Читаем Вычеркнутый из жизни. Северный свет полностью

Нигде не видно было ни полоски света. Пол неподвижно стоял в темной передней, остро ощущая царящую вокруг тишину, толщу тумана за окном, которая заглушала все звуки, усугубляя застывшее безмолвие нежилого помещения. Однако квартира не казалась заброшенной – ни сырости, ни запаха плесени. Пол нашел в кармане коробку спичек и осторожно чиркнул. Вспыхнул крошечный огонек. Линолеум на полу был чист, на массивной вешалке из красного дерева не видно было пыли. Прежде чем спичка потухла, Пол успел заметить открытую дверь, за ней – гостиную. Он сделал три шага, вошел и снова спросил:

– Есть здесь кто-нибудь?

И опять никакого ответа. Может, и правда, кроме него, в квартире никого нет?
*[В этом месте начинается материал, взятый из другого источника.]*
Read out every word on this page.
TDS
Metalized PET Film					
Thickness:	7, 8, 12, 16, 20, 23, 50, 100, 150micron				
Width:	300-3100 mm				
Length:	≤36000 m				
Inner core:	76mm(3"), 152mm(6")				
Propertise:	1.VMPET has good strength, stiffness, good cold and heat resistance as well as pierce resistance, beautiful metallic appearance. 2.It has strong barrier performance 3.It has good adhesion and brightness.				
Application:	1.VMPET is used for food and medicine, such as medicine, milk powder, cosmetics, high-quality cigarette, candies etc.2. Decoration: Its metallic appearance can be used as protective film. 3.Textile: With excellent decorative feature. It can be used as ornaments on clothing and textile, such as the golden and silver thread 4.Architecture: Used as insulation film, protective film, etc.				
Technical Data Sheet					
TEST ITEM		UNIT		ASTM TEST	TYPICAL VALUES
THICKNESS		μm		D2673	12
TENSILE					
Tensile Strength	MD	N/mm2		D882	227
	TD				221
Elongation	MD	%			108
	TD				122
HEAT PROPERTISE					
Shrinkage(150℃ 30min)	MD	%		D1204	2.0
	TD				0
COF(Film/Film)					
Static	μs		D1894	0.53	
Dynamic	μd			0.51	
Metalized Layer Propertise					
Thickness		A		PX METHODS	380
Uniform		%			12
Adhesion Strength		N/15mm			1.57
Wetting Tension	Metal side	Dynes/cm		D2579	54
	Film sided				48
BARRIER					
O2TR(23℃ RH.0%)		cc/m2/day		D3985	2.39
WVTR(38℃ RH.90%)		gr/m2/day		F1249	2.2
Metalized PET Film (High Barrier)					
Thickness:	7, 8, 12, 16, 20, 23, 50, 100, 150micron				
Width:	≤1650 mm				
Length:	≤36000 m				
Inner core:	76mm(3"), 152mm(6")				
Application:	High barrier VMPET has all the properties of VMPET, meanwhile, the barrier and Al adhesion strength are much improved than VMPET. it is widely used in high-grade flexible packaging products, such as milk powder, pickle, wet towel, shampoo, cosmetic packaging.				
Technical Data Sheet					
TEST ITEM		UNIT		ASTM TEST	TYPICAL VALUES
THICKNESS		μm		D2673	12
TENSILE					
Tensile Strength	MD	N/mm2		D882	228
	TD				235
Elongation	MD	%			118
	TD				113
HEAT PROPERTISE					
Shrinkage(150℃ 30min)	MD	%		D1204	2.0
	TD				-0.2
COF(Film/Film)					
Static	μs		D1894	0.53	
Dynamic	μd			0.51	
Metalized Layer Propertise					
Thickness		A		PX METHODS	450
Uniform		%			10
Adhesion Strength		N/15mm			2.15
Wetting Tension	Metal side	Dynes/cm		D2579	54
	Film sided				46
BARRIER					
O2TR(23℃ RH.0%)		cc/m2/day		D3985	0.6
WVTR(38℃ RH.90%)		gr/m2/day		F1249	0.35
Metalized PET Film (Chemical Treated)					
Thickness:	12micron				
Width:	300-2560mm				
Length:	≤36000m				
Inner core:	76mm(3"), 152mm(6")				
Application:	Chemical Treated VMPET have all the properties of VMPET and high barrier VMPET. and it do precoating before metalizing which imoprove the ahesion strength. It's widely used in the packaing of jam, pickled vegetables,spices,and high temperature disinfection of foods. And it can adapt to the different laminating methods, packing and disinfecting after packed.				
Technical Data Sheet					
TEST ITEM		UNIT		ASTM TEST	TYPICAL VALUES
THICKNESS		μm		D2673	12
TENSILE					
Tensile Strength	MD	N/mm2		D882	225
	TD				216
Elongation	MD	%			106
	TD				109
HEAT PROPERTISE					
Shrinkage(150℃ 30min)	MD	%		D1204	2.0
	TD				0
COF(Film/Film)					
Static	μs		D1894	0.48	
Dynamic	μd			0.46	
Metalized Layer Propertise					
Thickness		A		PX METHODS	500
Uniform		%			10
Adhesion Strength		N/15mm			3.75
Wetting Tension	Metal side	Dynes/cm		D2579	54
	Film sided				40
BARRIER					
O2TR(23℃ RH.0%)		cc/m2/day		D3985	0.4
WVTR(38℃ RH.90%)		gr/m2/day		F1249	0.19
Он зажег газовый рожок в розовом стеклянном шаре. До сих пор Пол был сравнительно спокоен: нервы повиновались порыву отваги, приведшему его сюда. Но сейчас при виде комнаты, где произошла трагедия, загубившая столько человеческих жизней, кровь застыла у него в жилах. Самым страшным в этой комнате, представшей ему сейчас в неярком свете затененного рожка, была ее обычность. Под бронзовой люстрой стоял круглый дубовый стол. Два плюшевых кресла были придвинуты к камину, в нем, за бумажным экраном, аккуратной стопкой лежали дрова. Железная решетка и щипцы, зеркало и безделушки на каминной полке – все было протерто и начищено; часы указывали правильное время. И вдруг… Пол затаил дыхание. Из соседней спальни донесся скрип половицы – звук очень слабый, но в безмолвном доме прозвучавший как трубный глас. Пол вздрогнул и устремил взгляд на дверь. И когда секунду спустя он услышал звук тяжелых шагов, словно кто-то с трудом передвигался по комнате, ему пришлось призвать на помощь все свое мужество, чтобы побороть желание повернуться и опрометью кинуться вон из квартиры. Хотя для Пола это не было неожиданностью и ради этого он пришел сюда, однако ноги у него приросли к полу, когда дверь спальни отворилась и перед ним предстал Енох Освальд, как всегда, в строгом черном костюме, но растерзанный, со сбившимся на сторону галстуком, бледный, с всклокоченными волосами и таким пустым, тяжелым взглядом, словно он только что пробудился ото сна. Медленно, как привидение, подошел он к Полу и пристально посмотрел ему в лицо.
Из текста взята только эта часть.